The blogosphere is catching up

I see the blogosphere has caught up to the early nineties in the macroeconomics debate. As Larry Summers argued — in 1988! — there are problems, like the Great Depression, with real business cycle theory. How can supply shocks explain such hugemongous declines in GDP?

Cole and Ohanian subsequently took up that challenge — in 1999! — finding that while real shocks explain about half of the contraction, recovery from the Great Depression was much slower than predicted by RBC. They claimed this was because New Deal policies were contractionary. This lead to responses from folks like Eggertsson.

The neo-classical view of the Great Depression is captured in a new book edited by Kehoe and Prescott. There are no macroeconomists, except perhaps Prescott, who believe real shocks are the only important shocks to the economy. Its important to point out, though, that no matter how kooky Prescott is, real shocks explain well over half of fluctuations.

3 thoughts on “The blogosphere is catching up”
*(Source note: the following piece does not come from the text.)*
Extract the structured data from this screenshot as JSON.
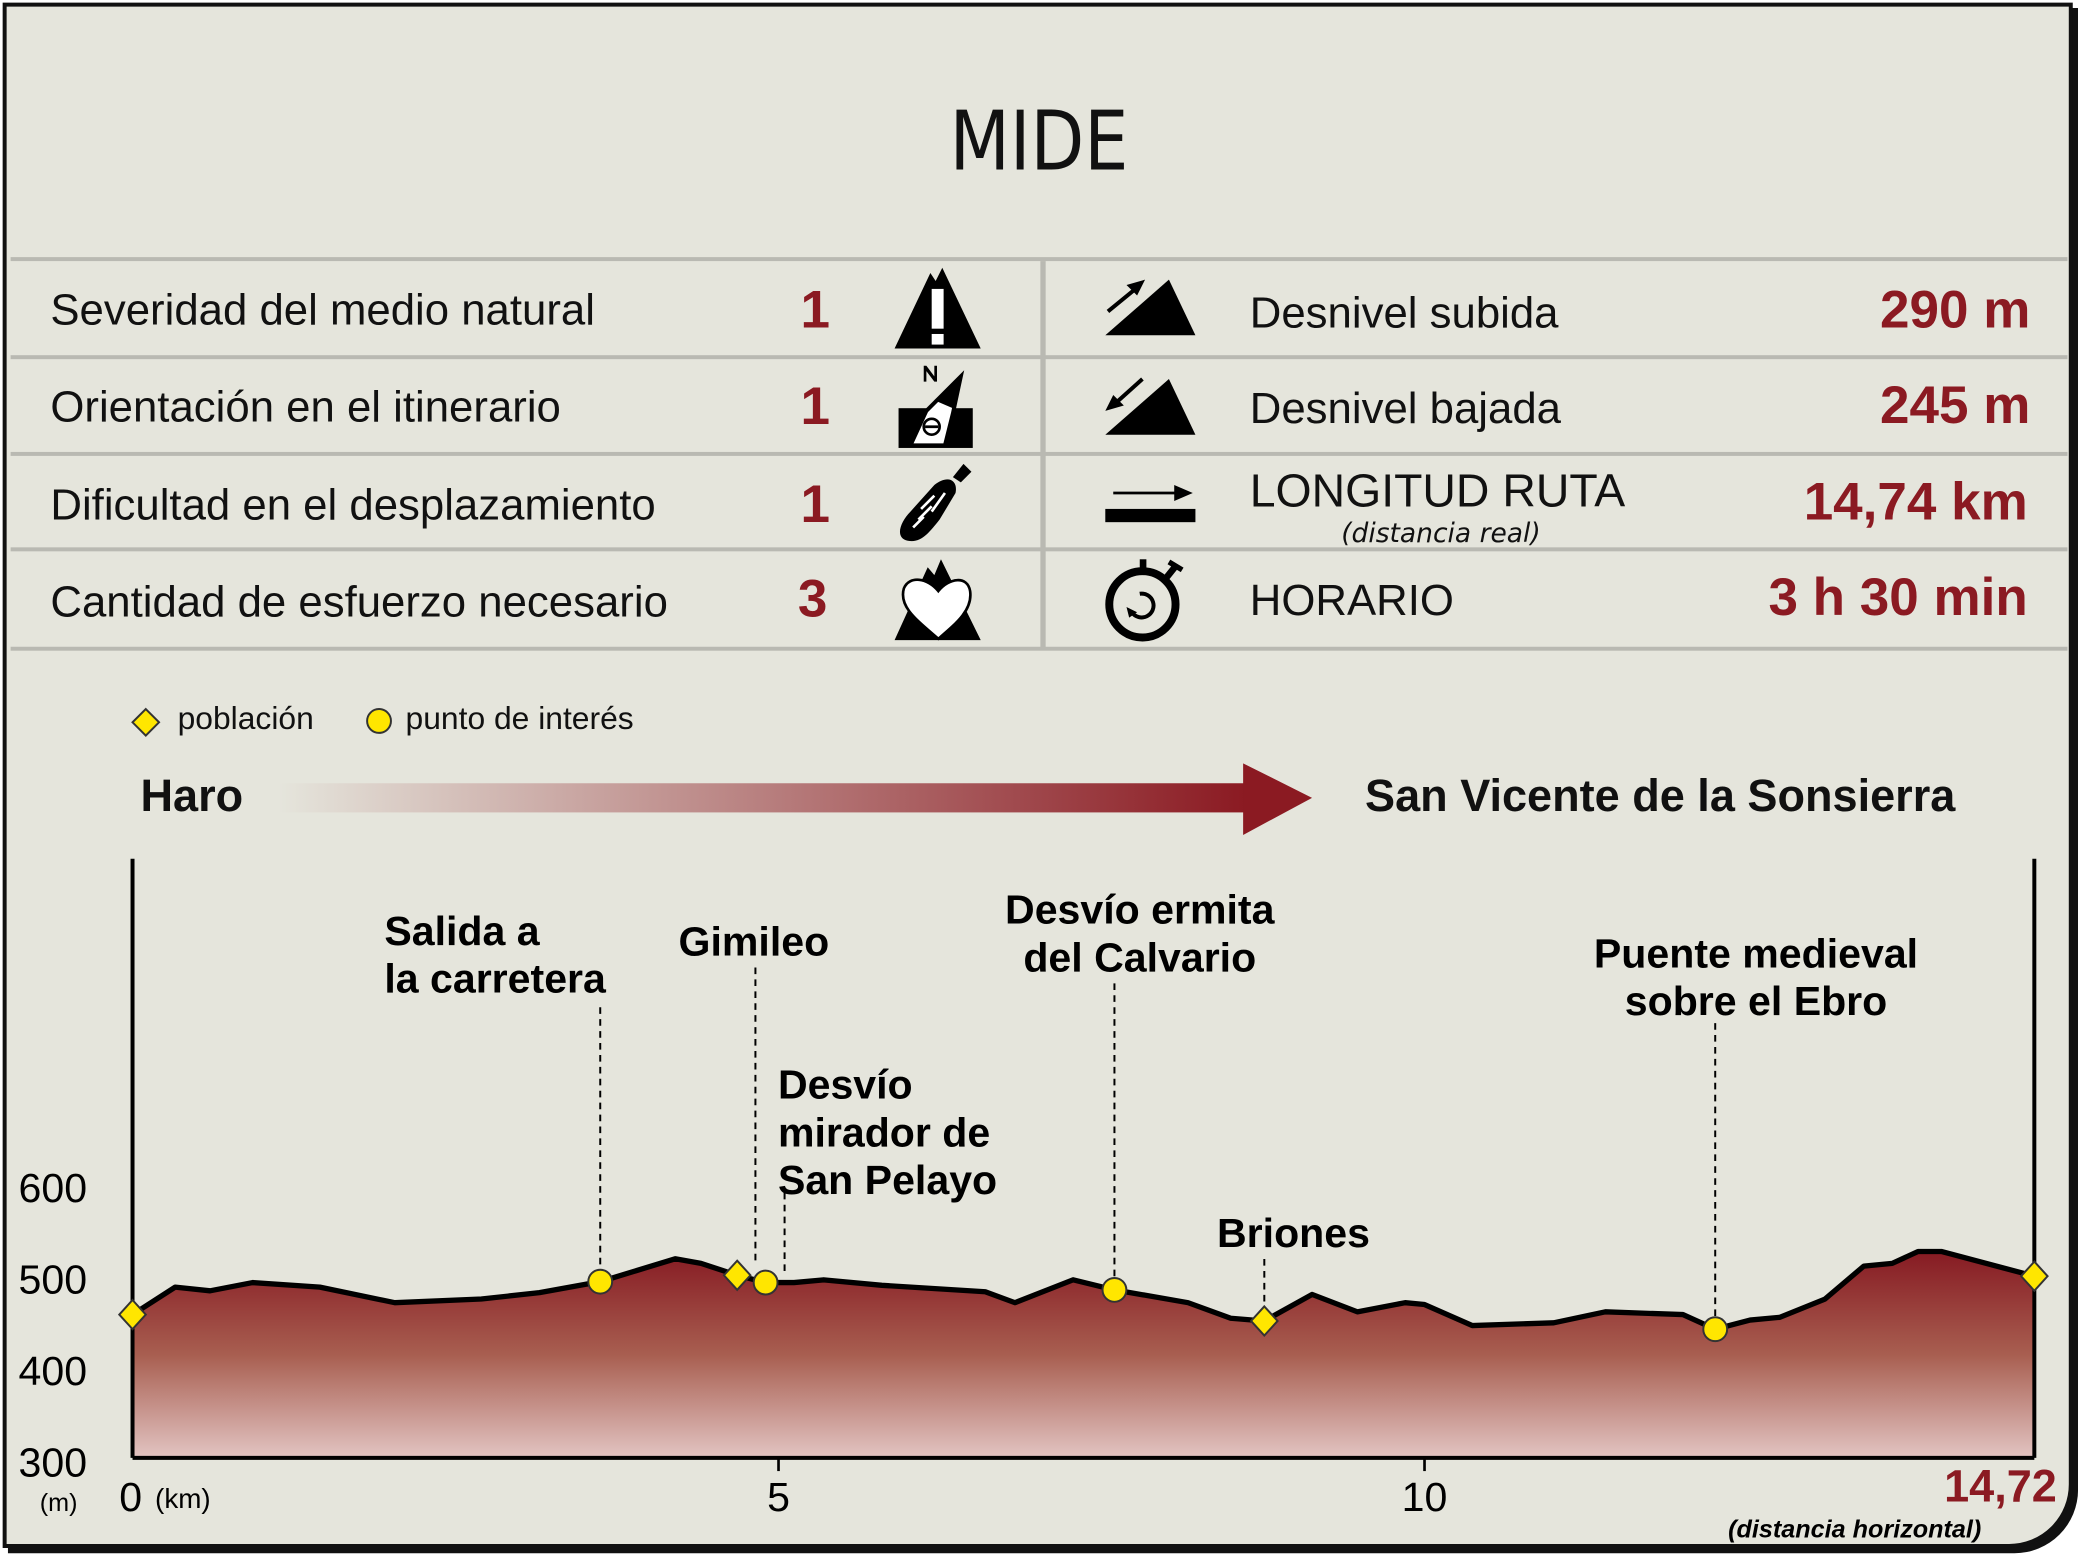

  1. Am I the only one that thinks that these are the wrong questions to ask? The shocks decomposition of output volatility is always contingent on some structural model so the right questions should be about models. A few things that come to mind:

    a) The (sub?)optimality of price setting behavior;
    b) The right microfoundations of money demand;
    c) The right microfoundations of labor demand;
    d) Are we in a state of sin when we model policy by loss functions or “tractable” rules?

    Disagreement about those issues are what drives the different estimates of, for example, the importance of a shock you tack onto a nominal interest rate rule, or whatever.